I'm having no end of trouble with one of our production SQL boxes – users are experiencing massive drop offs in performance and this is having severe impacts on the business. I've been investigating mainly from a SQL/dba perspective and using sp_BlitzFirst I've been seeing intermittent reports of very slow read/write times (typically ~100-300ms but at points as high as 1000ms+).
The real head scratcher is that after getting our infrastructure guys involved they can't see anything amiss from their end.

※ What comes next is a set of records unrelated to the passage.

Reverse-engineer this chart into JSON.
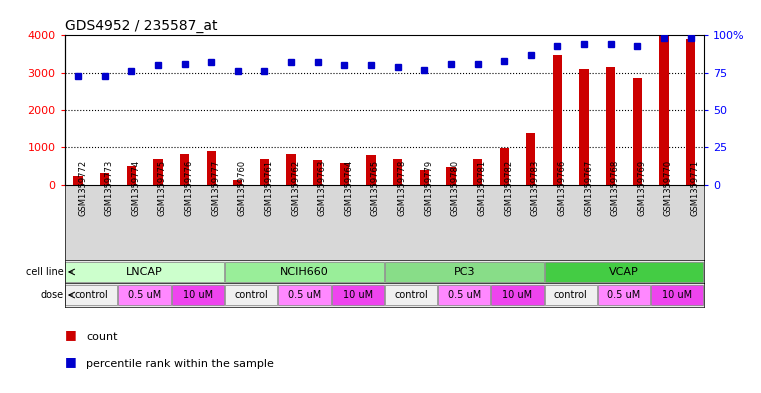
{
  "title": "GDS4952 / 235587_at",
  "samples": [
    "GSM1359772",
    "GSM1359773",
    "GSM1359774",
    "GSM1359775",
    "GSM1359776",
    "GSM1359777",
    "GSM1359760",
    "GSM1359761",
    "GSM1359762",
    "GSM1359763",
    "GSM1359764",
    "GSM1359765",
    "GSM1359778",
    "GSM1359779",
    "GSM1359780",
    "GSM1359781",
    "GSM1359782",
    "GSM1359783",
    "GSM1359766",
    "GSM1359767",
    "GSM1359768",
    "GSM1359769",
    "GSM1359770",
    "GSM1359771"
  ],
  "counts": [
    220,
    300,
    490,
    680,
    820,
    900,
    130,
    690,
    830,
    650,
    590,
    800,
    680,
    380,
    460,
    680,
    980,
    1380,
    3480,
    3100,
    3160,
    2870,
    3980,
    3900
  ],
  "percentile": [
    73,
    73,
    76,
    80,
    81,
    82,
    76,
    76,
    82,
    82,
    80,
    80,
    79,
    77,
    81,
    81,
    83,
    87,
    93,
    94,
    94,
    93,
    98,
    98
  ],
  "cell_lines": [
    {
      "name": "LNCAP",
      "start": 0,
      "end": 6,
      "color": "#ccffcc"
    },
    {
      "name": "NCIH660",
      "start": 6,
      "end": 12,
      "color": "#99ee99"
    },
    {
      "name": "PC3",
      "start": 12,
      "end": 18,
      "color": "#88dd88"
    },
    {
      "name": "VCAP",
      "start": 18,
      "end": 24,
      "color": "#44cc44"
    }
  ],
  "cell_line_colors": [
    "#ccffcc",
    "#99ee99",
    "#88dd88",
    "#44cc44"
  ],
  "doses": [
    {
      "label": "control",
      "start": 0,
      "end": 2,
      "color": "#f0f0f0"
    },
    {
      "label": "0.5 uM",
      "start": 2,
      "end": 4,
      "color": "#ff88ff"
    },
    {
      "label": "10 uM",
      "start": 4,
      "end": 6,
      "color": "#ee44ee"
    },
    {
      "label": "control",
      "start": 6,
      "end": 8,
      "color": "#f0f0f0"
    },
    {
      "label": "0.5 uM",
      "start": 8,
      "end": 10,
      "color": "#ff88ff"
    },
    {
      "label": "10 uM",
      "start": 10,
      "end": 12,
      "color": "#ee44ee"
    },
    {
      "label": "control",
      "start": 12,
      "end": 14,
      "color": "#f0f0f0"
    },
    {
      "label": "0.5 uM",
      "start": 14,
      "end": 16,
      "color": "#ff88ff"
    },
    {
      "label": "10 uM",
      "start": 16,
      "end": 18,
      "color": "#ee44ee"
    },
    {
      "label": "control",
      "start": 18,
      "end": 20,
      "color": "#f0f0f0"
    },
    {
      "label": "0.5 uM",
      "start": 20,
      "end": 22,
      "color": "#ff88ff"
    },
    {
      "label": "10 uM",
      "start": 22,
      "end": 24,
      "color": "#ee44ee"
    }
  ],
  "bar_color": "#cc0000",
  "dot_color": "#0000cc",
  "ylim_left": [
    0,
    4000
  ],
  "ylim_right": [
    0,
    100
  ],
  "yticks_left": [
    0,
    1000,
    2000,
    3000,
    4000
  ],
  "yticks_right": [
    0,
    25,
    50,
    75,
    100
  ],
  "ytick_labels_right": [
    "0",
    "25",
    "50",
    "75",
    "100%"
  ],
  "grid_values": [
    1000,
    2000,
    3000
  ],
  "bar_width": 0.35,
  "bg_color": "#ffffff",
  "sample_bg": "#d8d8d8"
}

The server is a virtual machine (Windows Server 2008 R2, SQL 2008 R2 Standard with 12 cores and 32Gb of RAM providing the databases for a Dynamics CRM 4.0 instance and another web application that is integrated with CRM) running under vmware with storage being provided by a Dell EqualLogic SAN and they are seeing times more in the 30-40ms range. Now it's entirely possible that the samples taken by BlitzFirst and vmware are simply not coinciding and causing the disparity but if not could there be any other explanation? I've used perfmon on the server and while the averages for the disk read/write are pretty reasonable I see definite spikes that are much higher then vmware is reporting – much closer to the figures that BlitzFirst is reporting. Is there anything else I should be looking at?
I'm reasonably certain that the problems BlitzFirst is reporting are real as they always occur at the same points the users experience major problems. To be honest the application performance of this CRM has always been pretty crap but even with a pretty low bar it's still falling well short.